Pertama-tama, tentu saja karena TVRI menghentikan paket siaran komersial, sehingga para pengusaha rekaman tidak bisa mendaulat sepenuhnya TVRI sebagai salah satu medium promosinya. Sisi lain, remote control paket musik TVRI berada di tangan manajemen Artis Safari, yang dikoordinasi bekas pelawak Eddy Sud. Tidak mudah bagi pengusaha rekaman untuk mempromosikan album rock gahar, atau musik yang dianggap tidak sesuai dengan “kepribadian Timur”. Lebih-lebih musisi yang hendak dipromosikannya hadir dengan baju kocar-kacir, rambut acak-acakan, mata seperti baru bangun tidur, dan tampang luar biasa berantakan.

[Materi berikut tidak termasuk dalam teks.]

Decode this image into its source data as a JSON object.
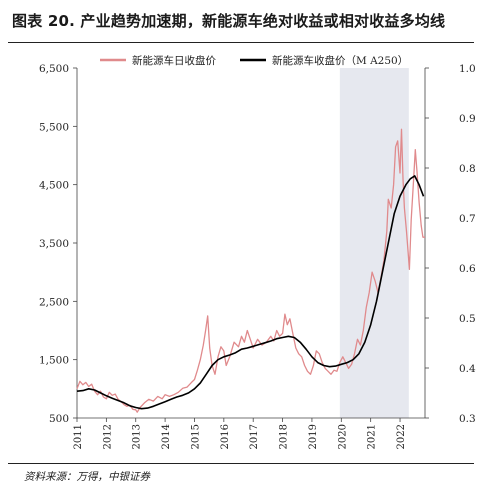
{
  "figure": {
    "title": "图表 20. 产业趋势加速期，新能源车绝对收益或相对收益多均线",
    "source": "资料来源：万得，中银证券"
  },
  "chart_data": {
    "type": "line",
    "title": "图表 20. 产业趋势加速期，新能源车绝对收益或相对收益多均线",
    "xlabel": "",
    "ylabel": "",
    "y_left": {
      "min": 500,
      "max": 6500,
      "ticks": [
        "500",
        "1,500",
        "2,500",
        "3,500",
        "4,500",
        "5,500",
        "6,500"
      ]
    },
    "y_right": {
      "min": 0.3,
      "max": 1.0,
      "ticks": [
        "0.3",
        "0.4",
        "0.5",
        "0.6",
        "0.7",
        "0.8",
        "0.9",
        "1.0"
      ]
    },
    "x_range": [
      2011.0,
      2022.85
    ],
    "x_ticks": [
      "2011",
      "2012",
      "2013",
      "2014",
      "2015",
      "2016",
      "2017",
      "2018",
      "2019",
      "2020",
      "2021",
      "2022"
    ],
    "shaded_band": {
      "from": 2019.95,
      "to": 2022.3,
      "color": "#e6e8ef"
    },
    "legend_position": "top",
    "series": [
      {
        "name": "新能源车日收盘价",
        "color": "#e08a8c",
        "axis": "left",
        "points": [
          [
            2011.0,
            1000
          ],
          [
            2011.1,
            1130
          ],
          [
            2011.2,
            1070
          ],
          [
            2011.3,
            1110
          ],
          [
            2011.4,
            1040
          ],
          [
            2011.5,
            1080
          ],
          [
            2011.6,
            960
          ],
          [
            2011.7,
            900
          ],
          [
            2011.8,
            960
          ],
          [
            2011.9,
            860
          ],
          [
            2012.0,
            830
          ],
          [
            2012.1,
            940
          ],
          [
            2012.2,
            890
          ],
          [
            2012.3,
            910
          ],
          [
            2012.4,
            820
          ],
          [
            2012.5,
            780
          ],
          [
            2012.6,
            730
          ],
          [
            2012.7,
            700
          ],
          [
            2012.8,
            720
          ],
          [
            2012.9,
            650
          ],
          [
            2013.0,
            640
          ],
          [
            2013.05,
            600
          ],
          [
            2013.15,
            680
          ],
          [
            2013.3,
            760
          ],
          [
            2013.45,
            820
          ],
          [
            2013.6,
            790
          ],
          [
            2013.75,
            870
          ],
          [
            2013.9,
            830
          ],
          [
            2014.0,
            900
          ],
          [
            2014.15,
            870
          ],
          [
            2014.3,
            900
          ],
          [
            2014.45,
            940
          ],
          [
            2014.6,
            1010
          ],
          [
            2014.75,
            1030
          ],
          [
            2014.9,
            1110
          ],
          [
            2015.0,
            1160
          ],
          [
            2015.1,
            1320
          ],
          [
            2015.2,
            1500
          ],
          [
            2015.3,
            1750
          ],
          [
            2015.38,
            2000
          ],
          [
            2015.45,
            2250
          ],
          [
            2015.52,
            1700
          ],
          [
            2015.6,
            1400
          ],
          [
            2015.7,
            1250
          ],
          [
            2015.8,
            1550
          ],
          [
            2015.9,
            1720
          ],
          [
            2016.0,
            1650
          ],
          [
            2016.08,
            1400
          ],
          [
            2016.2,
            1550
          ],
          [
            2016.35,
            1800
          ],
          [
            2016.5,
            1720
          ],
          [
            2016.6,
            1900
          ],
          [
            2016.7,
            1800
          ],
          [
            2016.8,
            2000
          ],
          [
            2016.9,
            1850
          ],
          [
            2017.0,
            1700
          ],
          [
            2017.15,
            1850
          ],
          [
            2017.3,
            1750
          ],
          [
            2017.45,
            1800
          ],
          [
            2017.6,
            1900
          ],
          [
            2017.7,
            1820
          ],
          [
            2017.8,
            2000
          ],
          [
            2017.9,
            1900
          ],
          [
            2018.0,
            1950
          ],
          [
            2018.08,
            2280
          ],
          [
            2018.16,
            2100
          ],
          [
            2018.25,
            2200
          ],
          [
            2018.35,
            1950
          ],
          [
            2018.45,
            1700
          ],
          [
            2018.55,
            1600
          ],
          [
            2018.65,
            1550
          ],
          [
            2018.75,
            1400
          ],
          [
            2018.85,
            1300
          ],
          [
            2018.95,
            1250
          ],
          [
            2019.05,
            1400
          ],
          [
            2019.15,
            1650
          ],
          [
            2019.25,
            1600
          ],
          [
            2019.35,
            1450
          ],
          [
            2019.45,
            1350
          ],
          [
            2019.55,
            1300
          ],
          [
            2019.65,
            1250
          ],
          [
            2019.75,
            1320
          ],
          [
            2019.85,
            1300
          ],
          [
            2019.95,
            1450
          ],
          [
            2020.05,
            1550
          ],
          [
            2020.15,
            1450
          ],
          [
            2020.25,
            1350
          ],
          [
            2020.35,
            1420
          ],
          [
            2020.45,
            1600
          ],
          [
            2020.55,
            1850
          ],
          [
            2020.65,
            1750
          ],
          [
            2020.75,
            2000
          ],
          [
            2020.85,
            2400
          ],
          [
            2020.95,
            2650
          ],
          [
            2021.05,
            3000
          ],
          [
            2021.15,
            2850
          ],
          [
            2021.25,
            2650
          ],
          [
            2021.35,
            2900
          ],
          [
            2021.45,
            3200
          ],
          [
            2021.55,
            3700
          ],
          [
            2021.6,
            4250
          ],
          [
            2021.7,
            4100
          ],
          [
            2021.78,
            4500
          ],
          [
            2021.85,
            5150
          ],
          [
            2021.92,
            5250
          ],
          [
            2022.0,
            4700
          ],
          [
            2022.05,
            5450
          ],
          [
            2022.1,
            4600
          ],
          [
            2022.15,
            4100
          ],
          [
            2022.22,
            3700
          ],
          [
            2022.28,
            3300
          ],
          [
            2022.32,
            3050
          ],
          [
            2022.38,
            3900
          ],
          [
            2022.45,
            4500
          ],
          [
            2022.52,
            5100
          ],
          [
            2022.58,
            4700
          ],
          [
            2022.65,
            4200
          ],
          [
            2022.72,
            3800
          ],
          [
            2022.78,
            3600
          ],
          [
            2022.85,
            3600
          ]
        ]
      },
      {
        "name": "新能源车收盘价（M A250）",
        "color": "#000000",
        "axis": "left",
        "points": [
          [
            2011.0,
            960
          ],
          [
            2011.2,
            970
          ],
          [
            2011.4,
            1000
          ],
          [
            2011.6,
            980
          ],
          [
            2011.8,
            930
          ],
          [
            2012.0,
            880
          ],
          [
            2012.2,
            840
          ],
          [
            2012.4,
            800
          ],
          [
            2012.6,
            760
          ],
          [
            2012.8,
            710
          ],
          [
            2013.0,
            680
          ],
          [
            2013.2,
            660
          ],
          [
            2013.4,
            670
          ],
          [
            2013.6,
            700
          ],
          [
            2013.8,
            740
          ],
          [
            2014.0,
            780
          ],
          [
            2014.2,
            820
          ],
          [
            2014.4,
            860
          ],
          [
            2014.6,
            890
          ],
          [
            2014.8,
            930
          ],
          [
            2015.0,
            1000
          ],
          [
            2015.2,
            1100
          ],
          [
            2015.4,
            1250
          ],
          [
            2015.6,
            1400
          ],
          [
            2015.8,
            1500
          ],
          [
            2016.0,
            1550
          ],
          [
            2016.2,
            1580
          ],
          [
            2016.4,
            1620
          ],
          [
            2016.6,
            1680
          ],
          [
            2016.8,
            1700
          ],
          [
            2017.0,
            1730
          ],
          [
            2017.2,
            1760
          ],
          [
            2017.4,
            1790
          ],
          [
            2017.6,
            1820
          ],
          [
            2017.8,
            1860
          ],
          [
            2018.0,
            1880
          ],
          [
            2018.2,
            1900
          ],
          [
            2018.4,
            1880
          ],
          [
            2018.6,
            1800
          ],
          [
            2018.8,
            1680
          ],
          [
            2019.0,
            1550
          ],
          [
            2019.2,
            1450
          ],
          [
            2019.4,
            1400
          ],
          [
            2019.6,
            1380
          ],
          [
            2019.8,
            1390
          ],
          [
            2020.0,
            1420
          ],
          [
            2020.2,
            1450
          ],
          [
            2020.4,
            1500
          ],
          [
            2020.6,
            1600
          ],
          [
            2020.8,
            1800
          ],
          [
            2021.0,
            2100
          ],
          [
            2021.2,
            2500
          ],
          [
            2021.4,
            3000
          ],
          [
            2021.6,
            3500
          ],
          [
            2021.8,
            4000
          ],
          [
            2022.0,
            4300
          ],
          [
            2022.2,
            4500
          ],
          [
            2022.35,
            4600
          ],
          [
            2022.5,
            4650
          ],
          [
            2022.65,
            4500
          ],
          [
            2022.8,
            4300
          ]
        ]
      }
    ]
  }
}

Televisi swasta lebih permisif. Apalagi setelah stasiun Anteve bergandengan tangan dengan MTV-Asia yang bermarkas di Singapura itu. Segala jenis musik, dari pop sampai rap, dari jazz sampai rock, dari R&B sampai hip hop, bisa tampil di sana.
Dalam perjalanannya, industri musik dan industri televisi membentuk jaringan komunikasi yang konvergen. Konstelasi paling kentara dapat dilacak ke tahun 1997, ketika krisis finansial mulai menggejala di Indonesia. Untuk bertahan, stasiun-stasiun televisi tidak cukup hanya memangkas waktu siarannya dan membuang tayangan-tayangan langsung sepakbola atau tinju. Tapi juga berusaha membuat paket-paket siaran yang dianggap murah. Dan musik jadi salah satu pilihannya. Bukan saja murah, paket siaran musik pun adakalanya jadi sumber pemasukan kalau kebetulan yang ditayangkan adalah klip musik yang sedang dipromosikan perusahaan rekaman.

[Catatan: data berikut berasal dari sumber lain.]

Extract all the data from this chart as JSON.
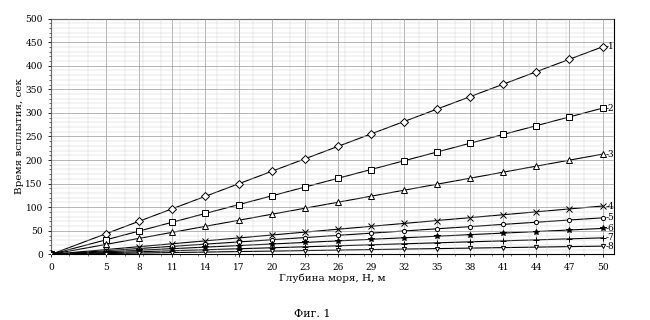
{
  "xlabel": "Глубина моря, Н, м",
  "ylabel": "Время всплытия, сек",
  "figcaption": "Фиг. 1",
  "x_ticks": [
    0,
    5,
    8,
    11,
    14,
    17,
    20,
    23,
    26,
    29,
    32,
    35,
    38,
    41,
    44,
    47,
    50
  ],
  "x_range": [
    0,
    51
  ],
  "y_range": [
    0,
    500
  ],
  "y_ticks": [
    0,
    50,
    100,
    150,
    200,
    250,
    300,
    350,
    400,
    450,
    500
  ],
  "curves": [
    {
      "label": "1",
      "marker": "D",
      "marker_size": 4,
      "color": "#000000",
      "slope": 8.8
    },
    {
      "label": "2",
      "marker": "s",
      "marker_size": 4,
      "color": "#000000",
      "slope": 6.2
    },
    {
      "label": "3",
      "marker": "^",
      "marker_size": 4,
      "color": "#000000",
      "slope": 4.25
    },
    {
      "label": "4",
      "marker": "x",
      "marker_size": 4,
      "color": "#000000",
      "slope": 2.05
    },
    {
      "label": "5",
      "marker": "o",
      "marker_size": 3,
      "color": "#000000",
      "slope": 1.55
    },
    {
      "label": "6",
      "marker": "*",
      "marker_size": 4,
      "color": "#000000",
      "slope": 1.1
    },
    {
      "label": "7",
      "marker": "+",
      "marker_size": 4,
      "color": "#000000",
      "slope": 0.7
    },
    {
      "label": "8",
      "marker": "v",
      "marker_size": 3,
      "color": "#000000",
      "slope": 0.35
    }
  ],
  "background_color": "#ffffff",
  "grid_major_color": "#999999",
  "grid_minor_color": "#cccccc",
  "line_width": 0.8
}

Riset yang dilakukan R. Anderson Sutton, peneliti dari Universitas Wisconsin-Madison, AS, barangkali dapat dijadikan referensi mengenai hal itu. Dalam kertas kerjanya, Popular Music on Indonesian Television: Local, Global, or National? Sutton memperlihatkan bagaimana stasiun-stasiun televisi bertahan dari gempuran krisis tadi. TPI dan Indosiar, umpamanya, segera menggenjot program acara dangdutan. Di pihak lain, RCTI merancang paket musik “Dua Warna” yang mengolaborasikan musik etnik dan modern dalam sebuah kemasan. Stasiun Anteve, bahkan menyewakan sebagian waktu siarnya kepada MTV-Asia. Di luar paket-paket yang dibuat, klip musik menyelinap di berbagai acara, bahkan pada primetime sekalipun.

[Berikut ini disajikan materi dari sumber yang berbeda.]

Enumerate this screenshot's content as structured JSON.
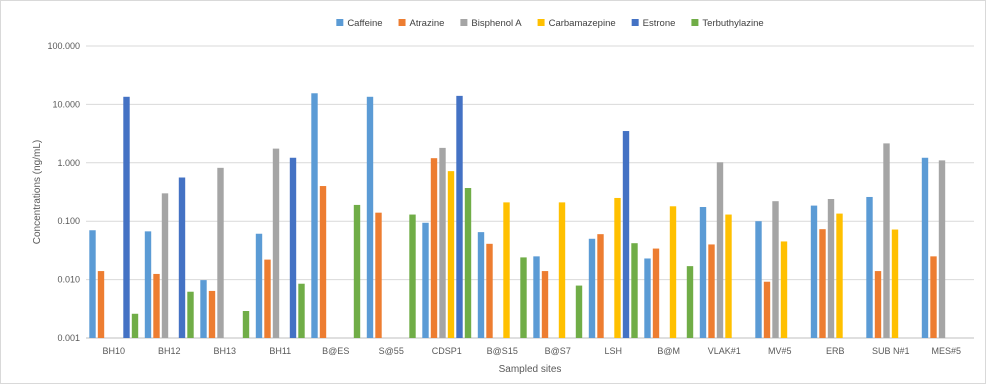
{
  "chart_data": {
    "type": "bar",
    "title": "",
    "xlabel": "Sampled sites",
    "ylabel": "Concentrations (ng/mL)",
    "y_scale": "log",
    "ylim": [
      0.001,
      100
    ],
    "y_ticks": [
      "0.001",
      "0.010",
      "0.100",
      "1.000",
      "10.000",
      "100.000"
    ],
    "grid": "horizontal",
    "legend_position": "top",
    "categories": [
      "BH10",
      "BH12",
      "BH13",
      "BH11",
      "B@ES",
      "S@55",
      "CDSP1",
      "B@S15",
      "B@S7",
      "LSH",
      "B@M",
      "VLAK#1",
      "MV#5",
      "ERB",
      "SUB N#1",
      "MES#5"
    ],
    "series": [
      {
        "name": "Caffeine",
        "color": "#5b9bd5",
        "values": [
          0.07,
          0.067,
          0.0098,
          0.061,
          15.5,
          13.5,
          0.094,
          0.065,
          0.025,
          0.05,
          0.023,
          0.175,
          0.1,
          0.185,
          0.26,
          1.22
        ]
      },
      {
        "name": "Atrazine",
        "color": "#ed7d31",
        "values": [
          0.014,
          0.0125,
          0.0064,
          0.022,
          0.4,
          0.14,
          1.2,
          0.041,
          0.014,
          0.06,
          0.034,
          0.04,
          0.0092,
          0.073,
          0.014,
          0.025
        ]
      },
      {
        "name": "Bisphenol A",
        "color": "#a5a5a5",
        "values": [
          null,
          0.3,
          0.82,
          1.75,
          null,
          null,
          1.8,
          null,
          null,
          null,
          null,
          1.02,
          0.22,
          0.24,
          2.15,
          1.1
        ]
      },
      {
        "name": "Carbamazepine",
        "color": "#ffc000",
        "values": [
          null,
          null,
          null,
          null,
          null,
          null,
          0.72,
          0.21,
          0.21,
          0.25,
          0.18,
          0.13,
          0.045,
          0.135,
          0.072,
          null
        ]
      },
      {
        "name": "Estrone",
        "color": "#4472c4",
        "values": [
          13.5,
          0.56,
          null,
          1.22,
          null,
          null,
          14.0,
          null,
          null,
          3.5,
          null,
          null,
          null,
          null,
          null,
          null
        ]
      },
      {
        "name": "Terbuthylazine",
        "color": "#70ad47",
        "values": [
          0.0026,
          0.0062,
          0.0029,
          0.0085,
          0.19,
          0.13,
          0.37,
          0.024,
          0.0079,
          0.042,
          0.017,
          null,
          null,
          null,
          null,
          null
        ]
      }
    ]
  }
}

Bagaimana perlakuan media cetak? Kurang lebih sama. Jangankan suratkabar yang bervisi hiburan, suratkabar seserius Kompas pun menjatahkan sebagian kolomnya buat memantau perkembangan musik—mulai album baru, tur para musikus, gosip penyanyi, hingga artikel panjang lebar sekitar industri musik. Buat kaum muda yang benar-benar keranjingan musik, tulisan dan foto artis pujaannya tidak cuma dapat ditemukan pada majalah Hai, Gadis, atau Aneka. Ada juga Bintang Indonesia dan Citra. Di belakang hari, mereka bisa baca Mumu, Music Book Selections, atau NewsMusik.
NILAI penjualan musik dunia meningkat secara impresif dalam satu dekade lalu. Data The International Federation of the Phonographic Industry (IFPI), lembaga yang menghimpun sekitar 1.400 industri rekaman internasional dengan afiliasi di 46 negara, memperlihatkan kenaikan itu sekurang-kurangnya mencapai 58 sampai 68 persen. Bisa dipahami kalau pada 2001, total nilai penjualan dunia sudah menotok angka 38 miliar dolar AS. Ditilik dari sini, apa sebenarnya arti Indonesia buat label-label mayor raksasa itu?.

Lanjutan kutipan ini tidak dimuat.